In a blog post published ahead of the ongoing SIBEC conference in Spain, the Leisure Database Company director highlighted how most major businesses have set up ‘disruption’ teams looking at how new technology can change the face of delivery. Failure to do so, he says, means businesses risk seeing their value washed away by technological sea changes.
Minton cited the example of Weight Watchers, which this year saw its stock drop 92 per cent from its all-time, as weight loss apps and Youtube videos have eaten away at the company’s core offering.
Highlighting the rise of third-party booking platforms such as Uber, Airbnb and the fitness-focused ClassPass, Minton points out that these companies have succeeded by “developing a business plan which bypasses the industry and its providers and goes direct to the consumer.”
Minton calls for fitness businesses to open up their data platforms and give access to application program interfaces (APIs), so that developers can create new ways to bring fitness experiences to the consumer while involving the industry.

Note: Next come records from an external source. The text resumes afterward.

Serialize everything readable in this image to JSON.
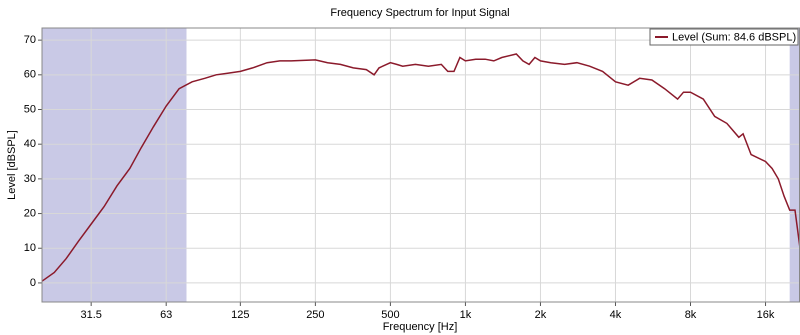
{
  "chart_data": {
    "type": "line",
    "title": "Frequency Spectrum for Input Signal",
    "x_label": "Frequency [Hz]",
    "y_label": "Level [dBSPL]",
    "x_scale": "log",
    "grid": true,
    "legend_position": "upper right",
    "xlim": [
      20,
      22000
    ],
    "ylim": [
      -5.5,
      73.5
    ],
    "xticks": [
      31.5,
      63,
      125,
      250,
      500,
      {
        "value": 1000,
        "label": "1k"
      },
      {
        "value": 2000,
        "label": "2k"
      },
      {
        "value": 4000,
        "label": "4k"
      },
      {
        "value": 8000,
        "label": "8k"
      },
      {
        "value": 16000,
        "label": "16k"
      }
    ],
    "yticks": [
      0,
      10,
      20,
      30,
      40,
      50,
      60,
      70
    ],
    "shaded_ranges": [
      [
        20,
        76
      ],
      [
        20000,
        22000
      ]
    ],
    "shade_color": "#c9c9e6",
    "series": [
      {
        "name": "Level (Sum: 84.6 dBSPL)",
        "color": "#8b1a2b",
        "x": [
          20,
          22.4,
          25,
          28,
          31.5,
          35.5,
          40,
          45,
          50,
          56,
          63,
          71,
          80,
          90,
          100,
          112,
          125,
          140,
          160,
          180,
          200,
          250,
          280,
          315,
          355,
          400,
          430,
          450,
          500,
          530,
          560,
          630,
          710,
          800,
          850,
          900,
          950,
          1000,
          1100,
          1200,
          1300,
          1400,
          1600,
          1700,
          1800,
          1900,
          2000,
          2200,
          2500,
          2800,
          3150,
          3550,
          4000,
          4500,
          5000,
          5600,
          6300,
          7100,
          7500,
          8000,
          9000,
          10000,
          11200,
          12500,
          13000,
          14000,
          16000,
          17000,
          18000,
          19000,
          20000,
          21000,
          22000
        ],
        "values": [
          0.5,
          3,
          7,
          12,
          17,
          22,
          28,
          33,
          39,
          45,
          51,
          56,
          58,
          59,
          60,
          60.5,
          61,
          62,
          63.5,
          64,
          64,
          64.3,
          63.5,
          63,
          62,
          61.5,
          60,
          62,
          63.5,
          63,
          62.5,
          63,
          62.5,
          63,
          61,
          61,
          65,
          64,
          64.5,
          64.5,
          64,
          65,
          66,
          64,
          63,
          65,
          64,
          63.5,
          63,
          63.5,
          62.5,
          61,
          58,
          57,
          59,
          58.5,
          56,
          53,
          55,
          55,
          53,
          48,
          46,
          42,
          43,
          37,
          35,
          33,
          30,
          25,
          21,
          21,
          10
        ]
      }
    ]
  }
}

He concedes this will require firms to to become more transparent with their business models, but says “that’s no bad thing” when it comes to working together for the sake of the industry.

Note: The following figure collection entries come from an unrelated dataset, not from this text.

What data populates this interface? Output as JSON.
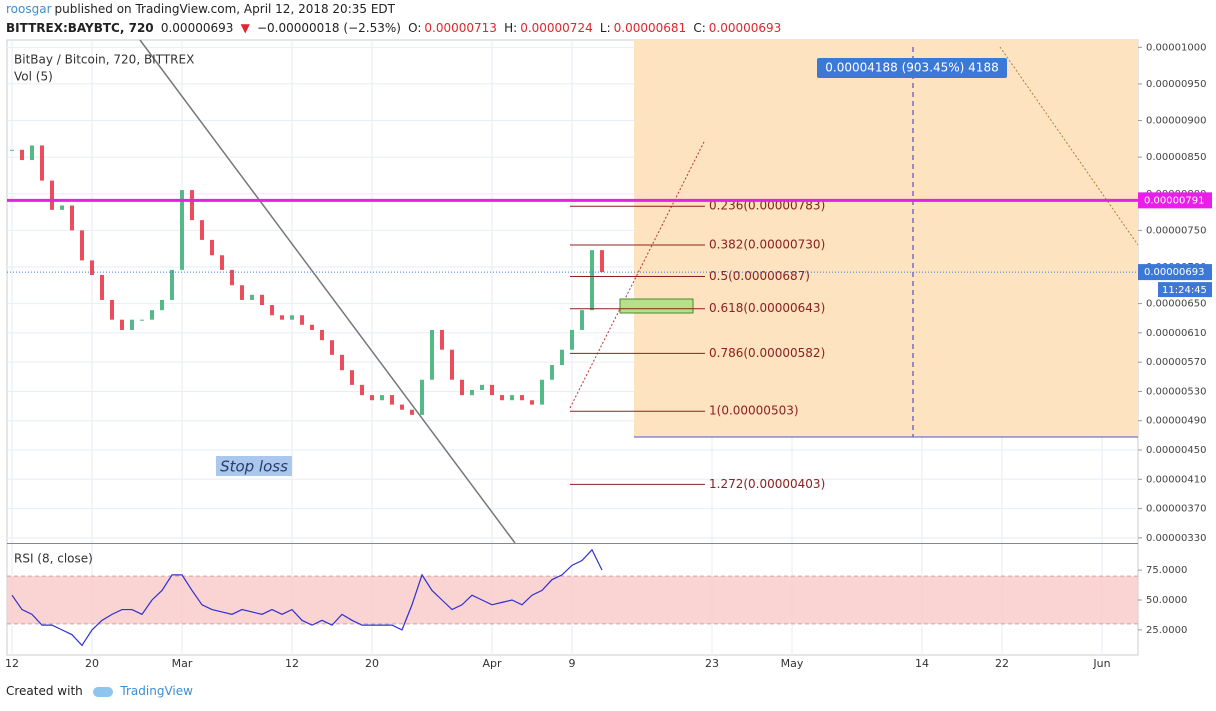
{
  "header": {
    "author": "roosgar",
    "published": "published on TradingView.com, April 12, 2018 20:35 EDT",
    "symbol": "BITTREX:BAYBTC, 720",
    "last": "0.00000693",
    "arrow": "▼",
    "change": "−0.00000018 (−2.53%)",
    "o_label": "O:",
    "o": "0.00000713",
    "h_label": "H:",
    "h": "0.00000724",
    "l_label": "L:",
    "l": "0.00000681",
    "c_label": "C:",
    "c": "0.00000693"
  },
  "xaxis": {
    "xlim": [
      -0.5,
      112.6
    ],
    "xticks": [
      {
        "value": 0,
        "label": "12"
      },
      {
        "value": 8,
        "label": "20"
      },
      {
        "value": 17,
        "label": "Mar"
      },
      {
        "value": 28,
        "label": "12"
      },
      {
        "value": 36,
        "label": "20"
      },
      {
        "value": 48,
        "label": "Apr"
      },
      {
        "value": 56,
        "label": "9"
      },
      {
        "value": 70,
        "label": "23"
      },
      {
        "value": 78,
        "label": "May"
      },
      {
        "value": 91,
        "label": "14"
      },
      {
        "value": 99,
        "label": "22"
      },
      {
        "value": 109,
        "label": "Jun"
      }
    ]
  },
  "chart_data": [
    {
      "type": "candlestick",
      "title": "BitBay / Bitcoin, 720, BITTREX",
      "subtitle": "Vol (5)",
      "x": [
        0,
        1,
        2,
        3,
        4,
        5,
        6,
        7,
        8,
        9,
        10,
        11,
        12,
        13,
        14,
        15,
        16,
        17,
        18,
        19,
        20,
        21,
        22,
        23,
        24,
        25,
        26,
        27,
        28,
        29,
        30,
        31,
        32,
        33,
        34,
        35,
        36,
        37,
        38,
        39,
        40,
        41,
        42,
        43,
        44,
        45,
        46,
        47,
        48,
        49,
        50,
        51,
        52,
        53,
        54,
        55,
        56,
        57,
        58,
        59
      ],
      "values": [
        8.6e-06,
        8.46e-06,
        8.66e-06,
        8.18e-06,
        7.78e-06,
        7.84e-06,
        7.5e-06,
        7.09e-06,
        6.89e-06,
        6.55e-06,
        6.28e-06,
        6.14e-06,
        6.28e-06,
        6.28e-06,
        6.41e-06,
        6.55e-06,
        6.96e-06,
        8.05e-06,
        7.64e-06,
        7.37e-06,
        7.16e-06,
        6.96e-06,
        6.75e-06,
        6.55e-06,
        6.62e-06,
        6.48e-06,
        6.34e-06,
        6.28e-06,
        6.34e-06,
        6.21e-06,
        6.14e-06,
        6e-06,
        5.8e-06,
        5.59e-06,
        5.39e-06,
        5.25e-06,
        5.18e-06,
        5.25e-06,
        5.12e-06,
        5.05e-06,
        4.98e-06,
        5.46e-06,
        6.14e-06,
        5.87e-06,
        5.46e-06,
        5.25e-06,
        5.32e-06,
        5.39e-06,
        5.25e-06,
        5.18e-06,
        5.25e-06,
        5.18e-06,
        5.12e-06,
        5.46e-06,
        5.66e-06,
        5.87e-06,
        6.14e-06,
        6.41e-06,
        7.23e-06,
        6.93e-06
      ],
      "up_color": "#53b987",
      "down_color": "#eb4d5c",
      "ylim": [
        3.23e-06,
        1.01e-05
      ],
      "yticks": [
        {
          "value": 1e-05,
          "label": "0.00001000"
        },
        {
          "value": 9.5e-06,
          "label": "0.00000950"
        },
        {
          "value": 9e-06,
          "label": "0.00000900"
        },
        {
          "value": 8.5e-06,
          "label": "0.00000850"
        },
        {
          "value": 8e-06,
          "label": "0.00000800"
        },
        {
          "value": 7.5e-06,
          "label": "0.00000750"
        },
        {
          "value": 7e-06,
          "label": "0.00000700"
        },
        {
          "value": 6.5e-06,
          "label": "0.00000650"
        },
        {
          "value": 6.1e-06,
          "label": "0.00000610"
        },
        {
          "value": 5.7e-06,
          "label": "0.00000570"
        },
        {
          "value": 5.3e-06,
          "label": "0.00000530"
        },
        {
          "value": 4.9e-06,
          "label": "0.00000490"
        },
        {
          "value": 4.5e-06,
          "label": "0.00000450"
        },
        {
          "value": 4.1e-06,
          "label": "0.00000410"
        },
        {
          "value": 3.7e-06,
          "label": "0.00000370"
        },
        {
          "value": 3.3e-06,
          "label": "0.00000330"
        }
      ],
      "grid": true,
      "fib": [
        {
          "value": 7.83e-06,
          "label": "0.236(0.00000783)"
        },
        {
          "value": 7.3e-06,
          "label": "0.382(0.00000730)"
        },
        {
          "value": 6.87e-06,
          "label": "0.5(0.00000687)"
        },
        {
          "value": 6.43e-06,
          "label": "0.618(0.00000643)"
        },
        {
          "value": 5.82e-06,
          "label": "0.786(0.00000582)"
        },
        {
          "value": 5.03e-06,
          "label": "1(0.00000503)"
        },
        {
          "value": 4.03e-06,
          "label": "1.272(0.00000403)"
        }
      ],
      "resistance": {
        "value": 7.91e-06,
        "label": "0.00000791",
        "color": "#e91ee9"
      },
      "last_price": {
        "value": 6.93e-06,
        "label": "0.00000693",
        "countdown": "11:24:45",
        "color": "#3c78d8"
      },
      "projection": {
        "label": "0.00004188 (903.45%) 4188",
        "bottom": 4.66e-06
      },
      "annotation": "Stop loss"
    },
    {
      "type": "line",
      "title": "RSI (8, close)",
      "color": "#3030d0",
      "x": [
        0,
        1,
        2,
        3,
        4,
        5,
        6,
        7,
        8,
        9,
        10,
        11,
        12,
        13,
        14,
        15,
        16,
        17,
        18,
        19,
        20,
        21,
        22,
        23,
        24,
        25,
        26,
        27,
        28,
        29,
        30,
        31,
        32,
        33,
        34,
        35,
        36,
        37,
        38,
        39,
        40,
        41,
        42,
        43,
        44,
        45,
        46,
        47,
        48,
        49,
        50,
        51,
        52,
        53,
        54,
        55,
        56,
        57,
        58,
        59
      ],
      "values": [
        54,
        42,
        38,
        29,
        29,
        25,
        21,
        12,
        25,
        33,
        38,
        42,
        42,
        38,
        50,
        58,
        71,
        71,
        58,
        46,
        42,
        40,
        38,
        42,
        40,
        38,
        42,
        38,
        42,
        33,
        29,
        33,
        29,
        38,
        33,
        29,
        29,
        29,
        29,
        25,
        46,
        71,
        58,
        50,
        42,
        46,
        54,
        50,
        46,
        48,
        50,
        46,
        54,
        58,
        67,
        71,
        79,
        83,
        92,
        75
      ],
      "ylim": [
        4,
        96
      ],
      "yticks": [
        {
          "value": 75,
          "label": "75.0000"
        },
        {
          "value": 50,
          "label": "50.0000"
        },
        {
          "value": 25,
          "label": "25.0000"
        }
      ],
      "band": [
        30,
        70
      ]
    }
  ],
  "footer": {
    "created": "Created with",
    "brand": "TradingView"
  }
}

“In 2016 we need a new organisation fighting for and concentrating on the fitness industry,” writes Minton. “If we don’t, then aggregators, bloggers, unboxing channels, trackers, wearables and an app for everything will win over the consumer.”
Minton’s words echo the thoughts of Les Mills UK chief executive Martin Franklin and global markets COO Keith Burnet, who recently told Health Club Management that a reluctance to ‘get digital’ and re-engineer a business towards innovation and experiences can prove fatal.
“It’s scary to think that a business can fall away so quickly, but these are the dangers if you fail to embrace digital,” said Burnet.